It’s good to see some coverage in the Australian media, including stories in this morning’s Age and Australian of the war crimes trial of former Liberian president Charles Taylor, which began in The Hague two years ago.

Taylor, who testified yesterday for the first time, faces 11 charges of murder and other atrocities related to the 1990s civil war in Liberia’s neighbor, Sierra Leone. He denied responsibility, claiming (implausibly) that he had always done what he “thought was right in the interests of justice and fair play”.

Taylor’s trial represents the first time that an African leader has been brought to account before an international tribunal. A handful of African despots have been tried in their own countries — Macías Nguema of Equatorial Guinea in 1979, Jean-Bédel Bokassa of Central Africa in 1987 — and rather more have been summarily killed, but for the most part there has been little accountability for the blood shed on the continent over the last 50 years.

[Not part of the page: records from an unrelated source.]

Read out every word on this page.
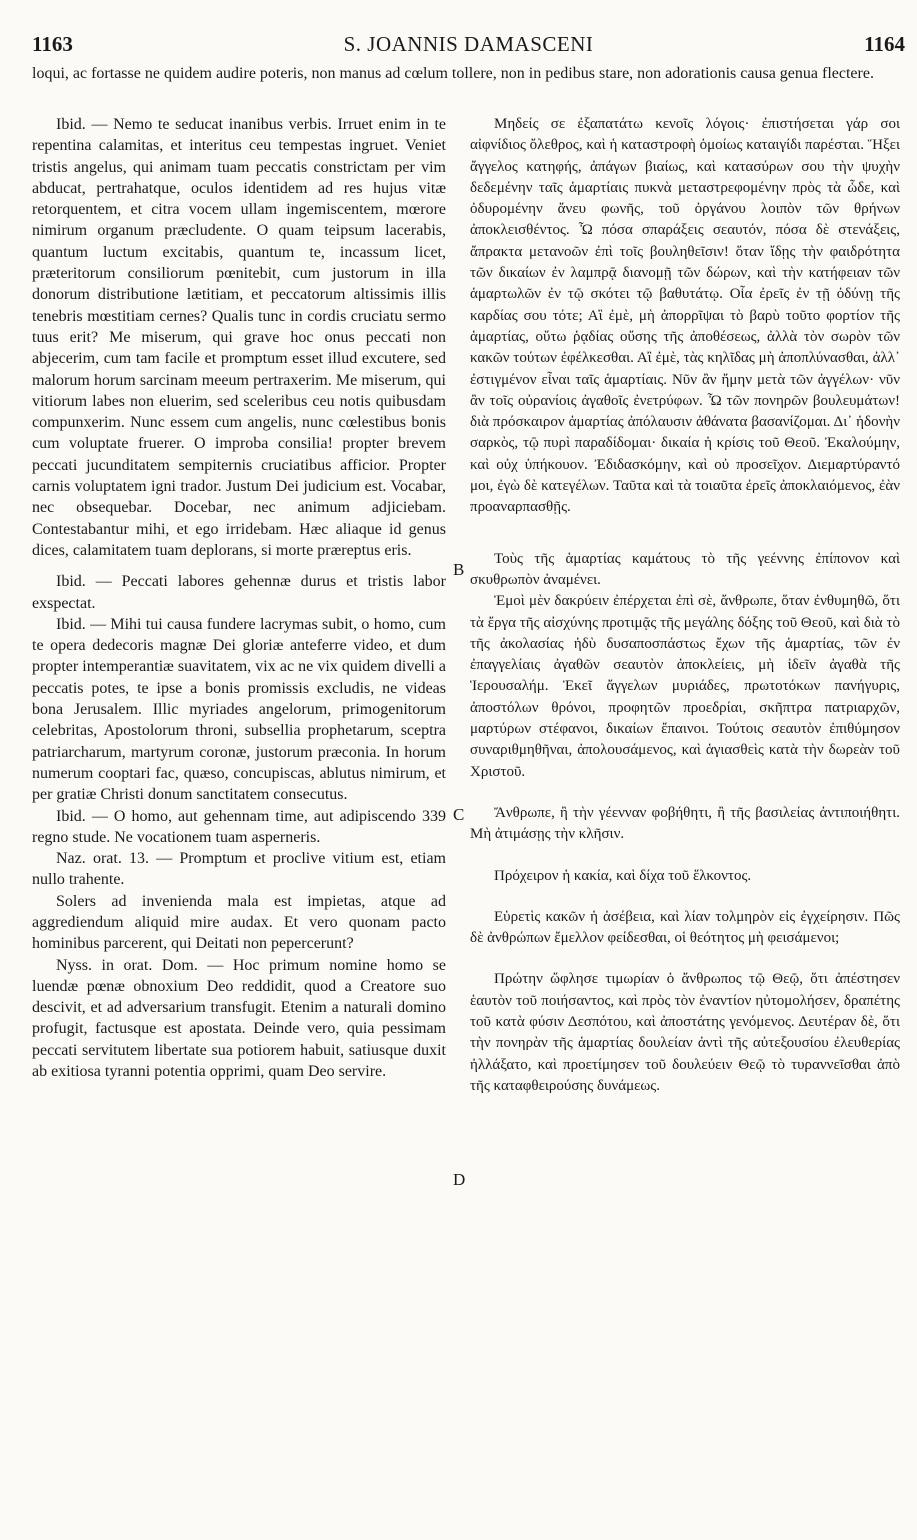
1163	S. JOANNIS DAMASCENI	1164

loqui, ac fortasse ne quidem audire poteris, non manus ad cœlum tollere, non in pedibus stare, non adorationis causa genua flectere.

Ibid. — Nemo te seducat inanibus verbis. Irruet enim in te repentina calamitas, et interitus ceu tempestas ingruet. Veniet tristis angelus, qui animam tuam peccatis constrictam per vim abducat, pertrahatque, oculos identidem ad res hujus vitæ retorquentem, et citra vocem ullam ingemiscentem, mœrore nimirum organum præcludente. O quam teipsum lacerabis, quantum luctum excitabis, quantum te, incassum licet, præteritorum consiliorum pœnitebit, cum justorum in illa donorum distributione lætitiam, et peccatorum altissimis illis tenebris mœstitiam cernes? Qualis tunc in cordis cruciatu sermo tuus erit? Me miserum, qui grave hoc onus peccati non abjecerim, cum tam facile et promptum esset illud excutere, sed malorum horum sarcinam meeum pertraxerim. Me miserum, qui vitiorum labes non eluerim, sed sceleribus ceu notis quibusdam compunxerim. Nunc essem cum angelis, nunc cœlestibus bonis cum voluptate fruerer. O improba consilia! propter brevem peccati jucunditatem sempiternis cruciatibus afficior. Propter carnis voluptatem igni trador. Justum Dei judicium est. Vocabar, nec obsequebar. Docebar, nec animum adjiciebam. Contestabantur mihi, et ego irridebam. Hæc aliaque id genus dices, calamitatem tuam deplorans, si morte præreptus eris.

Ibid. — Peccati labores gehennæ durus et tristis labor exspectat.

Ibid. — Mihi tui causa fundere lacrymas subit, o homo, cum te opera dedecoris magnæ Dei gloriæ anteferre video, et dum propter intemperantiæ suavitatem, vix ac ne vix quidem divelli a peccatis potes, te ipse a bonis promissis excludis, ne videas bona Jerusalem. Illic myriades angelorum, primogenitorum celebritas, Apostolorum throni, subsellia prophetarum, sceptra patriarcharum, martyrum coronæ, justorum præconia. In horum numerum cooptari fac, quæso, concupiscas, ablutus nimirum, et per gratiæ Christi donum sanctitatem consecutus.

Ibid. — O homo, aut gehennam time, aut adipiscendo 339 regno stude. Ne vocationem tuam asperneris.

Naz. orat. 13. — Promptum et proclive vitium est, etiam nullo trahente.

Solers ad invenienda mala est impietas, atque ad aggrediendum aliquid mire audax. Et vero quonam pacto hominibus parcerent, qui Deitati non pepercerunt?

Nyss. in orat. Dom. — Hoc primum nomine homo se luendæ pœnæ obnoxium Deo reddidit, quod a Creatore suo descivit, et ad adversarium transfugit. Etenim a naturali domino profugit, factusque est apostata. Deinde vero, quia pessimam peccati servitutem libertate sua potiorem habuit, satiusque duxit ab exitiosa tyranni potentia opprimi, quam Deo servire.

Μηδείς σε ἐξαπατάτω κενοῖς λόγοις· ἐπιστήσεται γάρ σοι αἰφνίδιος ὄλεθρος, καὶ ἡ καταστροφὴ ὁμοίως καταιγίδι παρέσται. Ἥξει ἄγγελος κατηφής, ἀπάγων βιαίως, καὶ κατασύρων σου τὴν ψυχὴν δεδεμένην ταῖς ἁμαρτίαις πυκνὰ μεταστρεφομένην πρὸς τὰ ὧδε, καὶ ὀδυρομένην ἄνευ φωνῆς, τοῦ ὀργάνου λοιπὸν τῶν θρήνων ἀποκλεισθέντος. Ὦ πόσα σπαράξεις σεαυτόν, πόσα δὲ στενάξεις, ἄπρακτα μετανοῶν ἐπὶ τοῖς βουληθεῖσιν! ὅταν ἴδῃς τὴν φαιδρότητα τῶν δικαίων ἐν λαμπρᾷ διανομῇ τῶν δώρων, καὶ τὴν κατήφειαν τῶν ἁμαρτωλῶν ἐν τῷ σκότει τῷ βαθυτάτῳ. Οἷα ἐρεῖς ἐν τῇ ὀδύνῃ τῆς καρδίας σου τότε; Αἲ ἐμὲ, μὴ ἀπορρῖψαι τὸ βαρὺ τοῦτο φορτίον τῆς ἁμαρτίας, οὕτω ῥᾳδίας οὔσης τῆς ἀποθέσεως, ἀλλὰ τὸν σωρὸν τῶν κακῶν τούτων ἐφέλκεσθαι. Αἲ ἐμὲ, τὰς κηλῖδας μὴ ἀποπλύνασθαι, ἀλλ᾽ ἐστιγμένον εἶναι ταῖς ἁμαρτίαις. Νῦν ἂν ἤμην μετὰ τῶν ἀγγέλων· νῦν ἂν τοῖς οὐρανίοις ἀγαθοῖς ἐνετρύφων. Ὦ τῶν πονηρῶν βουλευμάτων! διὰ πρόσκαιρον ἁμαρτίας ἀπόλαυσιν ἀθάνατα βασανίζομαι. Δι᾽ ἡδονὴν σαρκὸς, τῷ πυρὶ παραδίδομαι· δικαία ἡ κρίσις τοῦ Θεοῦ. Ἐκαλούμην, καὶ οὐχ ὑπήκουον. Ἐδιδασκόμην, καὶ οὐ προσεῖχον. Διεμαρτύραντό μοι, ἐγὼ δὲ κατεγέλων. Ταῦτα καὶ τὰ τοιαῦτα ἐρεῖς ἀποκλαιόμενος, ἐὰν προαναρπασθῇς.

Τοὺς τῆς ἁμαρτίας καμάτους τὸ τῆς γεέννης ἐπίπονον καὶ σκυθρωπὸν ἀναμένει.

Ἐμοὶ μὲν δακρύειν ἐπέρχεται ἐπὶ σὲ, ἄνθρωπε, ὅταν ἐνθυμηθῶ, ὅτι τὰ ἔργα τῆς αἰσχύνης προτιμᾷς τῆς μεγάλης δόξης τοῦ Θεοῦ, καὶ διὰ τὸ τῆς ἀκολασίας ἡδὺ δυσαποσπάστως ἔχων τῆς ἁμαρτίας, τῶν ἐν ἐπαγγελίαις ἀγαθῶν σεαυτὸν ἀποκλείεις, μὴ ἰδεῖν ἀγαθὰ τῆς Ἱερουσαλήμ. Ἐκεῖ ἄγγελων μυριάδες, πρωτοτόκων πανήγυρις, ἀποστόλων θρόνοι, προφητῶν προεδρίαι, σκῆπτρα πατριαρχῶν, μαρτύρων στέφανοι, δικαίων ἔπαινοι. Τούτοις σεαυτὸν ἐπιθύμησον συναριθμηθῆναι, ἀπολουσάμενος, καὶ ἁγιασθεὶς κατὰ τὴν δωρεὰν τοῦ Χριστοῦ.

Ἄνθρωπε, ἢ τὴν γέενναν φοβήθητι, ἢ τῆς βασιλείας ἀντιποιήθητι. Μὴ ἀτιμάσῃς τὴν κλῆσιν.

Πρόχειρον ἡ κακία, καὶ δίχα τοῦ ἕλκοντος.

Εὑρετὶς κακῶν ἡ ἀσέβεια, καὶ λίαν τολμηρὸν εἰς ἐγχείρησιν. Πῶς δὲ ἀνθρώπων ἔμελλον φείδεσθαι, οἱ θεότητος μὴ φεισάμενοι;

Πρώτην ὤφλησε τιμωρίαν ὁ ἄνθρωπος τῷ Θεῷ, ὅτι ἀπέστησεν ἑαυτὸν τοῦ ποιήσαντος, καὶ πρὸς τὸν ἐναντίον ηὐτομολήσεν, δραπέτης τοῦ κατὰ φύσιν Δεσπότου, καὶ ἀποστάτης γενόμενος. Δευτέραν δὲ, ὅτι τὴν πονηρὰν τῆς ἁμαρτίας δουλείαν ἀντὶ τῆς αὐτεξουσίου ἐλευθερίας ἠλλάξατο, καὶ προετίμησεν τοῦ δουλεύειν Θεῷ τὸ τυραννεῖσθαι ἀπὸ τῆς καταφθειρούσης δυνάμεως.

B
C
D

The lack of international concern for the crimes of Africa contrasts unfavorably with the attention given to events elsewhere. The International Criminal Tribunal for the former Yugoslavia has pursued, at great cost, the culprits from a series of wars whose casualties — while the heaviest in Europe for a generation — are dwarfed by those of Sierra Leone, Congo, Sudan and many others.

From the end of colonialism in the 1960s through to the end of the cold war and beyond, Africa presented an almost unrelieved scene of coups, dictatorships, massacres and civil wars. For long periods, the number of African democracies could be counted on one hand, with a finger or two left over.

The last two decades have brought change to much of the continent, and there are now a number of democratic success stories. Yet democratisation often just presented old despots in a new guise, and many of the worst criminals died peacefully in their beds, or are still at liberty. (It should also be pointed out that the crimes of European powers in the colonial era went equally unpunished.)

In certain circles, it was long considered improper to mention this massive failure of governance in Africa — as if drawing attention to atrocities, rather than failing to punish them, was the real evidence of racism.

On the contrary, the west’s lack of interest in its former colonies, and its indulgent attitude towards the continent’s authoritarians, created an environment in which crimes against humanity were allowed to flourish. Justice for Charles Taylor and his like will be an important step on Africa’s road to redemption.